There were times when I felt apologetic about feeling down; we people of faith can put a lot of “shoulds” on ourselves. When most everyone headed off to the campfire for s’mores and to sing old songs, I went to my room, curled up on the bed and was fully, painfully sad. It seemed dishonest to pretend otherwise. When I felt “done,” I walked downhill toward the campfire just in time to see the rising of a perfect, huge, and golden harvest moon. Its light filled some of my empty places.
Rev. Jim wrote about the learning and worship (and Bananagrams) aspects of the weekend yesterday, so this blog just adds that it also celebrated our common humanity. Collectively, some of us were mourning, depressed, anxious, teary, healing, exhausted… and yet we could be open, loving, trusting, playful, and outrageously funny.
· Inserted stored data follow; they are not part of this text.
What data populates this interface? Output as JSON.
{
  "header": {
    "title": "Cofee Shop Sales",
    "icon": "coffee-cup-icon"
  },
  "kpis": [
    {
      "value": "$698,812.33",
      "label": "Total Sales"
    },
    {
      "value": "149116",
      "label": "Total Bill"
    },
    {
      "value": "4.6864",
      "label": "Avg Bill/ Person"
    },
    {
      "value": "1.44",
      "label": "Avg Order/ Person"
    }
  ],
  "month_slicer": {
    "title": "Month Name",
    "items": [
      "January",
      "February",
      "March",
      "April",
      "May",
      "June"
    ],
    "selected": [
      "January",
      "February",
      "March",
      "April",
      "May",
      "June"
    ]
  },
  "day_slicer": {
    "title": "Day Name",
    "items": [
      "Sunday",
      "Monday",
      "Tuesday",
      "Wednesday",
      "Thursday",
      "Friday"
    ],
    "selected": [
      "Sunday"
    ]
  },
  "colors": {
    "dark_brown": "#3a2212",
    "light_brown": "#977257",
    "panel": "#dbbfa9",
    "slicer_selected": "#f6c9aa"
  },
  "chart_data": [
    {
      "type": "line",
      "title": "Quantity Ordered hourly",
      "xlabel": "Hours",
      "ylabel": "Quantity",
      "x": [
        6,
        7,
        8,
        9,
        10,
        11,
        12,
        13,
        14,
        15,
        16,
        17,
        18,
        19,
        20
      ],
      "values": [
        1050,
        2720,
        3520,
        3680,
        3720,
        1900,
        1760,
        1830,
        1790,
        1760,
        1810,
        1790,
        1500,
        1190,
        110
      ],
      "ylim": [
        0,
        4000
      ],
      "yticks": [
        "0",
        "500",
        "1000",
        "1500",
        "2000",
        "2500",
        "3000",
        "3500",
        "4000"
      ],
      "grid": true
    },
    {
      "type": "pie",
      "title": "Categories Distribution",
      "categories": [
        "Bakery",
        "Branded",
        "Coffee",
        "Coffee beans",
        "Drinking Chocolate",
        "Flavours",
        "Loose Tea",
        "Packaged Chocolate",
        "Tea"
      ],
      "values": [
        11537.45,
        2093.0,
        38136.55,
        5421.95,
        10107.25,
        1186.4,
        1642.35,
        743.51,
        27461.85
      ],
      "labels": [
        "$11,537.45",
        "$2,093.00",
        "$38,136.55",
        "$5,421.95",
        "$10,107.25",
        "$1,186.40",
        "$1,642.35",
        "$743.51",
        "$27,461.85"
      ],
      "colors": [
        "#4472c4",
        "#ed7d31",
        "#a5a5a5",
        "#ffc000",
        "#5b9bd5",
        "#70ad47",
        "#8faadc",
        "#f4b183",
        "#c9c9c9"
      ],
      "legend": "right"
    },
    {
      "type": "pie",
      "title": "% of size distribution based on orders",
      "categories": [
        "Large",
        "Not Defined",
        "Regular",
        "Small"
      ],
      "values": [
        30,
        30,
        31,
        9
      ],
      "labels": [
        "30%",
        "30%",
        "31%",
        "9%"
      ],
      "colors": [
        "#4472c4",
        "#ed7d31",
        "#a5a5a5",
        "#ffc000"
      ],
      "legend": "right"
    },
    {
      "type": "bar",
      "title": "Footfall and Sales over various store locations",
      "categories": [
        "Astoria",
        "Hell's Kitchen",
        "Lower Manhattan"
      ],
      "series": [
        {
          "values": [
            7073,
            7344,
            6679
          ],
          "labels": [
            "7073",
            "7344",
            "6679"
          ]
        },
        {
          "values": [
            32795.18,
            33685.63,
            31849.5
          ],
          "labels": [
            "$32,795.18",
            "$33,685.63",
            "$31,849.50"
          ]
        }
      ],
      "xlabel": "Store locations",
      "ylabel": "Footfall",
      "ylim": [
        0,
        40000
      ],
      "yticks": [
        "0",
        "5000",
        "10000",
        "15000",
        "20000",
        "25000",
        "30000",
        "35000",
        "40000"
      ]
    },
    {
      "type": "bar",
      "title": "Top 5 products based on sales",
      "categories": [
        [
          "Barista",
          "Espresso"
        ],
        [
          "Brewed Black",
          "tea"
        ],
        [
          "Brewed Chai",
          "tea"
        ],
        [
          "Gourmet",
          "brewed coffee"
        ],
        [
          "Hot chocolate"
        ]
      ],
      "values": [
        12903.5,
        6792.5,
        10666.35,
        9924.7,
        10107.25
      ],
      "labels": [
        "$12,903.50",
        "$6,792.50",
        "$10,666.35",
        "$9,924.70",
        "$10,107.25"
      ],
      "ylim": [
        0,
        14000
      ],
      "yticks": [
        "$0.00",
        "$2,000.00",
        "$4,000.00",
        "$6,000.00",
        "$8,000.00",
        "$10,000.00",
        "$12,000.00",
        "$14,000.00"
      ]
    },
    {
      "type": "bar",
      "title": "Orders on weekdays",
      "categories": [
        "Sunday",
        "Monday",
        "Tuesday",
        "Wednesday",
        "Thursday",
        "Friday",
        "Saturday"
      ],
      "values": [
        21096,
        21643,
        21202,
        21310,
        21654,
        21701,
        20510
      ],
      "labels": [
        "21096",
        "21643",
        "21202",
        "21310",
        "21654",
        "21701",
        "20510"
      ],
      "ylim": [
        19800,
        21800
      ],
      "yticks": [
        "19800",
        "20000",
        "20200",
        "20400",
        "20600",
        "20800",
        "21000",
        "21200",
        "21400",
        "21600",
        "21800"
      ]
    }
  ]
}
I do believe that worshipping an incarnate Jesus has a lot to do with that. Isaiah prophetically saw Jesus as “a man of sorrow and acquainted with grief.” We know he wept, got really angry, felt disappointment in those closest to him, and needed to withdraw and be alone. There were also times he reached out to others when he needed strength and comfort. He was complicated, he was real.
Thank you, Jesus, for taking the risk of being fully human, helping us to be the same. You could’ve had it easier. Thank you for not being the always smiling, immaculately clothed, perfectly coiffed and manicured Jesus we often see in paintings. No matter what we are feeling, thank you for knowing just how we feel. Thank you for making it okay that we are sometimes a big mess… and that we are still loved.
And Jesus, I hope you got to see some wonderful moonrises, to be listened to, to be held. And I hope that late one evening when sleep seemed far away, you and some of your group could find a wineskin and tell stories into the night that made you laugh until you hurt. We have no scriptural reference for that, but it’s part of being fully human, and it is what I would want for my Savior.